Against Tennessee, Smith ran for a first down in the second quarter, but then had the ball tomahawked out of his hand. The Titans recovered and moments later scored a touchdown.
''We did a little bit of footwork drills, got a little tired and then we had guys tugging at the ball to see how you would hold it,'' he said. ''That's pretty much how it is in the game. You're a bit tired and you've been running around and guys are stripping at it, but you've got to hold on to it.''
And, Smith got a good workout in with ''pretty much everyone'' taking their shots at trying to dislodge the ball from his hands.
Smith, of course, is not the first touted rookie to struggle with ball security. He did seem surprised, however, when told that Peyton Manning threw 11 interceptions in his first four NFL starts in 1998.
''It's a part of the growing pains as a quarterback and as a rookie, especially at any position, let alone quarterback, the toughest position in the league,'' Smith said. ''I'm not trying to compare scenarios or his career to mine.
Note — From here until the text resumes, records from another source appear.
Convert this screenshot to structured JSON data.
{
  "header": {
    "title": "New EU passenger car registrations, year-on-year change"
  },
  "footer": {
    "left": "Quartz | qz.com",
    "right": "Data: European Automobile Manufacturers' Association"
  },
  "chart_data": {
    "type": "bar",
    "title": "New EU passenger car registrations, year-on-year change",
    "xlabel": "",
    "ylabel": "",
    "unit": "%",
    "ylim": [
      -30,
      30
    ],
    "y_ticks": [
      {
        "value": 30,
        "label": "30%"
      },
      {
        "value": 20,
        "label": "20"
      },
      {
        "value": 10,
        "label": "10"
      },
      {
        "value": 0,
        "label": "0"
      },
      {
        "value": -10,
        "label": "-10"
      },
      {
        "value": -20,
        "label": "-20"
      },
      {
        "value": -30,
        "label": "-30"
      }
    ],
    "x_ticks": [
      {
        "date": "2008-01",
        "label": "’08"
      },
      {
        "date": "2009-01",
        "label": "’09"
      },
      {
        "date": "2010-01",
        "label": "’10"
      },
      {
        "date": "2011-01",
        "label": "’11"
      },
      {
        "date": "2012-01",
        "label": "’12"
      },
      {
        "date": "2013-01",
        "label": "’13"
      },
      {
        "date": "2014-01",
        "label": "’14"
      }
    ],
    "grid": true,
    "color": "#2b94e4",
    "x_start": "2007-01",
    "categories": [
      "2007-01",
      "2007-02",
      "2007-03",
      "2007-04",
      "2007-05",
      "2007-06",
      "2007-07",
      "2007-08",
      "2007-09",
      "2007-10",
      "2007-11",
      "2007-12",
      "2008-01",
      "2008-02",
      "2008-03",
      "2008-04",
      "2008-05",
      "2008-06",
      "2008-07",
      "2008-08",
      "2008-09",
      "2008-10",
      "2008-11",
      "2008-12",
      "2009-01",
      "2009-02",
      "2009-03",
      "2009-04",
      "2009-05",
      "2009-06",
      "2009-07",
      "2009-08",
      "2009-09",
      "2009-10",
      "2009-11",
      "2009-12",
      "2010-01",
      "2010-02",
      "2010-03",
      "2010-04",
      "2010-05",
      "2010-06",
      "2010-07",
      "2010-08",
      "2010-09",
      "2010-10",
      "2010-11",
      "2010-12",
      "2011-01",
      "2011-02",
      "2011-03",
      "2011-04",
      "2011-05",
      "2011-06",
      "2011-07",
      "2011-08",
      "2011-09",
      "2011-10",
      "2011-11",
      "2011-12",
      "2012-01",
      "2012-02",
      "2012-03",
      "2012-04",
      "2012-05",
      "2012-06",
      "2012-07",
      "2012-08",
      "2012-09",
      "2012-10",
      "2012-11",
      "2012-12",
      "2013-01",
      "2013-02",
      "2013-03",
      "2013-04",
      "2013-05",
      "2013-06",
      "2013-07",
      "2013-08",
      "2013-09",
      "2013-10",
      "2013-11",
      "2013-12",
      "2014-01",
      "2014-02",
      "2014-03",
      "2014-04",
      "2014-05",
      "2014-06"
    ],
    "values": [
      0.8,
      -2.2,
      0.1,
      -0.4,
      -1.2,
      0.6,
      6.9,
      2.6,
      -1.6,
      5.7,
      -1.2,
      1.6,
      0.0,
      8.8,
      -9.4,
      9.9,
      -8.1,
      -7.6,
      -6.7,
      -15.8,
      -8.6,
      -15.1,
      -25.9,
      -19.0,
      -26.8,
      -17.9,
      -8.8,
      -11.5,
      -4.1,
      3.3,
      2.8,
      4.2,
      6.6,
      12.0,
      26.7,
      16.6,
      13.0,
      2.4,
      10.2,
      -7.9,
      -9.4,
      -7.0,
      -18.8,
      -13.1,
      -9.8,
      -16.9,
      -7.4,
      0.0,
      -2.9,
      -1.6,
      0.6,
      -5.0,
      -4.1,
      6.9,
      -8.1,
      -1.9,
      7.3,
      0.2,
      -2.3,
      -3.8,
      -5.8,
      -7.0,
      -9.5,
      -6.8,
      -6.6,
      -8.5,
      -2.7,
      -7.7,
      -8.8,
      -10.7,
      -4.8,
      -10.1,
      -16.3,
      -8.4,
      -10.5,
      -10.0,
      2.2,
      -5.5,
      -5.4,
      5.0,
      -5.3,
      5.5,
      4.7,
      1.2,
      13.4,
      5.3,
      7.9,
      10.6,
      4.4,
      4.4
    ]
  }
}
I'm just out there trying to focus on myself and eliminate those turnovers.
''I don't want to have eight at this point, but it's already said and done, so I've got to move on from it and just get better.''
Ryan acknowledged that there's a ''fine line'' between making sure Smith doesn't become too timid with his playmaking while focusing on not having turnovers.
''There's no question you want to be aggressive, but you don't want to do something to the detriment of your football team,'' Ryan said. ''Clearly, turning the football over has been a real problem. Not just this season, but the last couple of seasons.